Fast jeder Mensch kann Rad fahren – die Physik dahinter ist jedoch äußerst komplex. Ein holländischer Ingenieur erforscht das Zusammenspiel von Rädern, Rahmen, Muskeln, Lenker und Tretkurbel – und entdeckt: Es funktioniert anders als lange gedacht.

Wenn Arend Schwab morgens in sein Labor an der TU Delft kommt, hat er schon hundertfach gesehen, was ihn als Ingenieur so fasziniert. Am Bahnhof, vor jedem großen Geschäft, auf den rot gepinselten Wegen rund ums Institut – überall rollen oder stehen Fahrräder. Viele sind alte Klapperkisten. Doch so betagt die Drahtesel auch sein mögen, sie fahren immer noch – und das nahezu perfekt.

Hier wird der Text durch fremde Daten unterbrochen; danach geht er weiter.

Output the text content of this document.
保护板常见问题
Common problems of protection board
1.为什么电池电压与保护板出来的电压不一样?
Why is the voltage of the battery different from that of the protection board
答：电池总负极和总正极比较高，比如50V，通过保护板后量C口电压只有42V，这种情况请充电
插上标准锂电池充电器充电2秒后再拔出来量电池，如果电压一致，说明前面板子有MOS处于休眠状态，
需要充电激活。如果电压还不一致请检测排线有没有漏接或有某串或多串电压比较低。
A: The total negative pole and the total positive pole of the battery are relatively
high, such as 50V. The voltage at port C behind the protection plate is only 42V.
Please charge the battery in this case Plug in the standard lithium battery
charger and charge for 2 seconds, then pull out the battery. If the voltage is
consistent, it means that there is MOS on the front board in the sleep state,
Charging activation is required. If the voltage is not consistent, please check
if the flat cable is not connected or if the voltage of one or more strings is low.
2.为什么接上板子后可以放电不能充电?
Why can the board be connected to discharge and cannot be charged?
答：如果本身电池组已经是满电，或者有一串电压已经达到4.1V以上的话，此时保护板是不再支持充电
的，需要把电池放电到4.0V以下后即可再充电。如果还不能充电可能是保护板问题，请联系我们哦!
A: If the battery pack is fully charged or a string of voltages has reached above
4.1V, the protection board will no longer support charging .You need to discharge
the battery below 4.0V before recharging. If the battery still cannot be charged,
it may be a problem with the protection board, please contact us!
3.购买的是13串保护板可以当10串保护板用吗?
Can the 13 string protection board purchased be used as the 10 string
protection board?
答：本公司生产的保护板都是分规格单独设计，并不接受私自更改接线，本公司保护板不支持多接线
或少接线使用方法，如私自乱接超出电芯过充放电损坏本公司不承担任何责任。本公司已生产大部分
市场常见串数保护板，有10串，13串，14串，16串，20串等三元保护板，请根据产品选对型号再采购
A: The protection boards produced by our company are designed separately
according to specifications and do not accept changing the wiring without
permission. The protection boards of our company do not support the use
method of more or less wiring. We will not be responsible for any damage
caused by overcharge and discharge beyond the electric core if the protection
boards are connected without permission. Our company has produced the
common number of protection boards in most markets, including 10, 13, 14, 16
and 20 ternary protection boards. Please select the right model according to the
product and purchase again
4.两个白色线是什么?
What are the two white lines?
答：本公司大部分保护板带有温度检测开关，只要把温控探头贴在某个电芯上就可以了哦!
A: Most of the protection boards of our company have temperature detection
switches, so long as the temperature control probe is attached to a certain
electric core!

Warum eigentlich? Weshalb fällt uns das Radfahren so leicht? Und warum kippt ein Rad nicht um, selbst wenn wir freihändig fahren? Viele Physiker beantworten diese grundlegenden Fragen bis heute falsch. Der Irrtum, dass allein die Kreiselkräfte der rotierenden Räder ein Rad stabilisieren, hält sich hartnäckig. Schwab weiß es besser. Sein Forscherteam gehört zu den wenigen auf der Welt, das sich mit der Dynamik des Fahrrads beschäftigt. Er kann diese Dynamik inzwischen bis ins kleinste Detail erklären – dank eines physikalischen Modells, das er am Computer entwickelt hat.

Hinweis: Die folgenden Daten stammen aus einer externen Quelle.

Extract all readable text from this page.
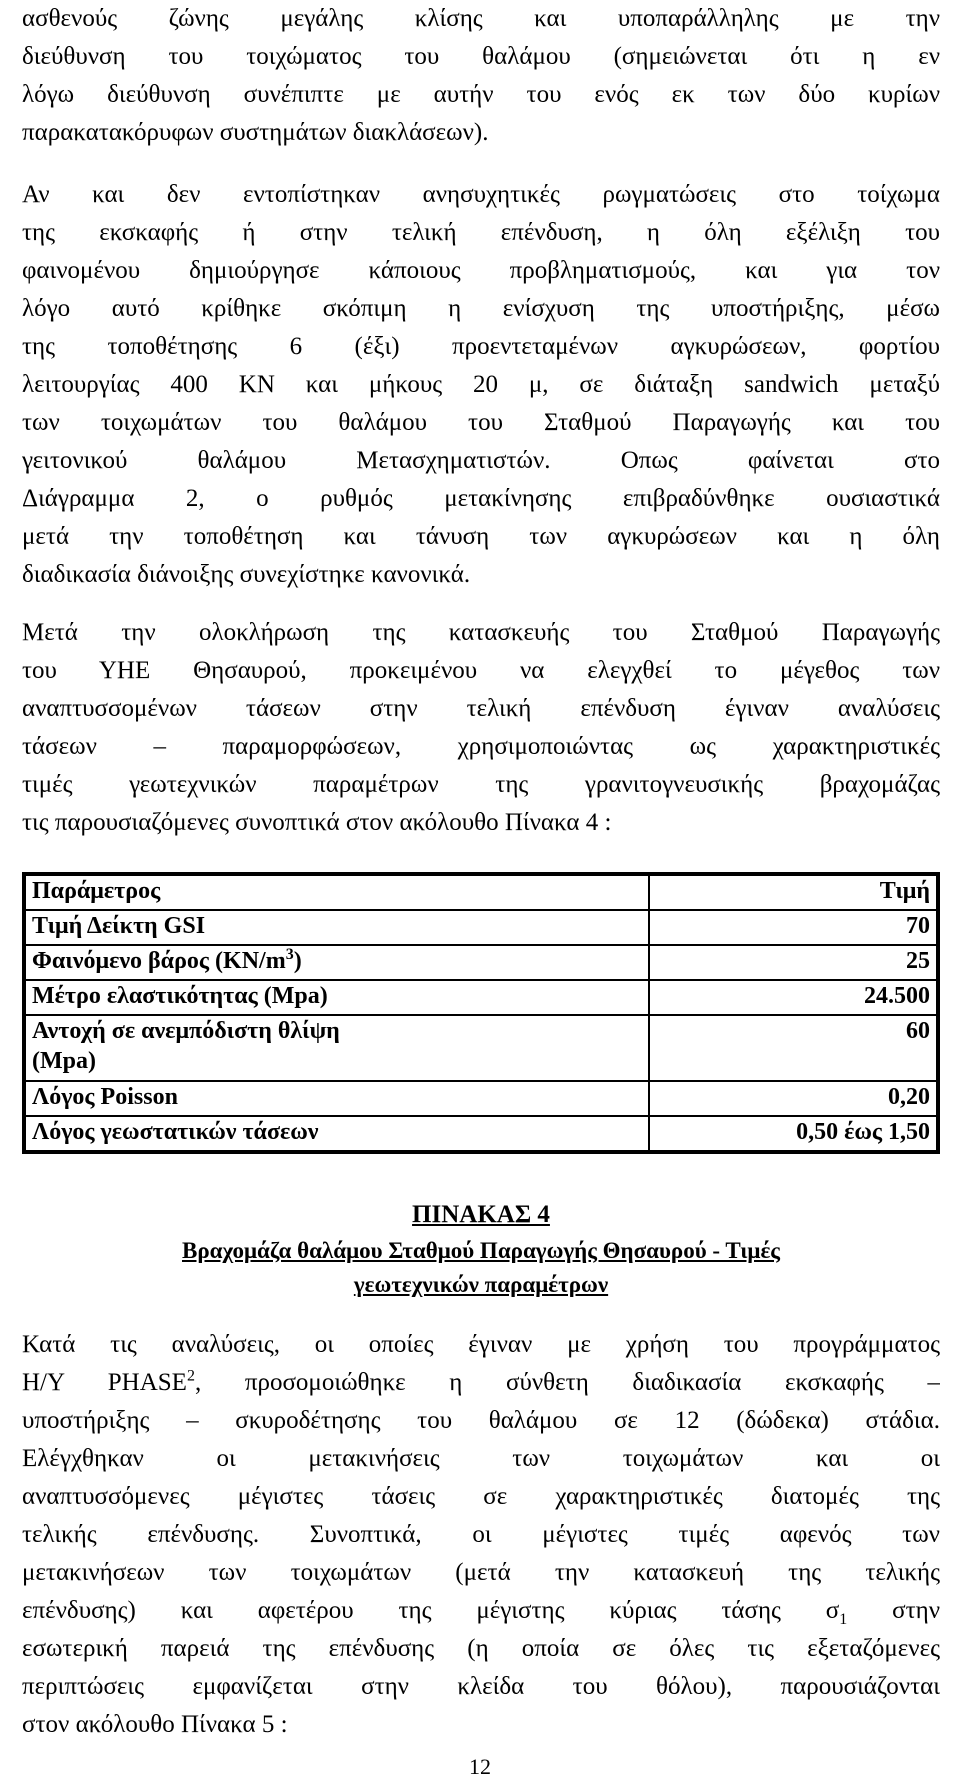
ασθενούς ζώνης μεγάλης κλίσης και υποπαράλληλης με την
διεύθυνση του τοιχώματος του θαλάμου (σημειώνεται ότι η εν
λόγω διεύθυνση συνέπιπτε με αυτήν του ενός εκ των δύο κυρίων
παρακατακόρυφων συστημάτων διακλάσεων).
Αν και δεν εντοπίστηκαν ανησυχητικές ρωγματώσεις στο τοίχωμα
της εκσκαφής ή στην τελική επένδυση, η όλη εξέλιξη του
φαινομένου δημιούργησε κάποιους προβληματισμούς, και για τον
λόγο αυτό κρίθηκε σκόπιμη η ενίσχυση της υποστήριξης, μέσω
της τοποθέτησης 6 (έξι) προεντεταμένων αγκυρώσεων, φορτίου
λειτουργίας 400 ΚΝ και μήκους 20 μ, σε διάταξη sandwich μεταξύ
των τοιχωμάτων του θαλάμου του Σταθμού Παραγωγής και του
γειτονικού θαλάμου Μετασχηματιστών. Οπως φαίνεται στο
Διάγραμμα 2, ο ρυθμός μετακίνησης επιβραδύνθηκε ουσιαστικά
μετά την τοποθέτηση και τάνυση των αγκυρώσεων και η όλη
διαδικασία διάνοιξης συνεχίστηκε κανονικά.
Μετά την ολοκλήρωση της κατασκευής του Σταθμού Παραγωγής
του ΥΗΕ Θησαυρού, προκειμένου να ελεγχθεί το μέγεθος των
αναπτυσσομένων τάσεων στην τελική επένδυση έγιναν αναλύσεις
τάσεων – παραμορφώσεων, χρησιμοποιώντας ως χαρακτηριστικές
τιμές γεωτεχνικών παραμέτρων της γρανιτογνευσικής βραχομάζας
τις παρουσιαζόμενες συνοπτικά στον ακόλουθο Πίνακα 4 :
Παράμετρος	Τιμή
Τιμή Δείκτη GSI	70
Φαινόμενο βάρος $(KN/m^3)$	25
Μέτρο ελαστικότητας (Mpa)	24.500
Αντοχή σε ανεμπόδιστη θλίψη
(Mpa)	60
Λόγος Poisson	0,20
Λόγος γεωστατικών τάσεων	0,50 έως 1,50

ΠΙΝΑΚΑΣ 4

Βραχομάζα θαλάμου Σταθμού Παραγωγής Θησαυρού - Τιμές

γεωτεχνικών παραμέτρων

Κατά τις αναλύσεις, οι οποίες έγιναν με χρήση του προγράμματος
Η/Υ PHASE$^2$, προσομοιώθηκε η σύνθετη διαδικασία εκσκαφής –
υποστήριξης – σκυροδέτησης του θαλάμου σε 12 (δώδεκα) στάδια.
Ελέγχθηκαν οι μετακινήσεις των τοιχωμάτων και οι
αναπτυσσόμενες μέγιστες τάσεις σε χαρακτηριστικές διατομές της
τελικής επένδυσης. Συνοπτικά, οι μέγιστες τιμές αφενός των
μετακινήσεων των τοιχωμάτων (μετά την κατασκευή της τελικής
επένδυσης) και αφετέρου της μέγιστης κύριας τάσης $\sigma_1$ στην
εσωτερική παρειά της επένδυσης (η οποία σε όλες τις εξεταζόμενες
περιπτώσεις εμφανίζεται στην κλείδα του θόλου), παρουσιάζονται
στον ακόλουθο Πίνακα 5 :
12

Das Ganze ist weit mehr als wissenschaftliche Spielerei. Mit seinem Modell will der bärtige Professor die Fahreigenschaften von Rädern spürbar verbessern. 2007 war Schwabs Computermodell fertig. Damit kann er nun die Fahreigenschaften beliebig konstruierter Bikes simulieren. Und die erste Erkenntnis daraus war wenig überraschend. Das Modell bestätigt, wie gut die Rahmengeometrie ist, nach der Räder seit mehr als 150 Jahren gebaut werden. Vorder- und Hinterrad sind gleich groß, die Lenkerachse ist etwa 18 Grad nach hinten und die Gabel nach vorn geneigt. Dies macht das Rad so stabil, dass es bei Geschwindigkeiten ab etwa 15 km/h auch ohne Fahrer Dutzende Meter rollt, ohne umzukippen.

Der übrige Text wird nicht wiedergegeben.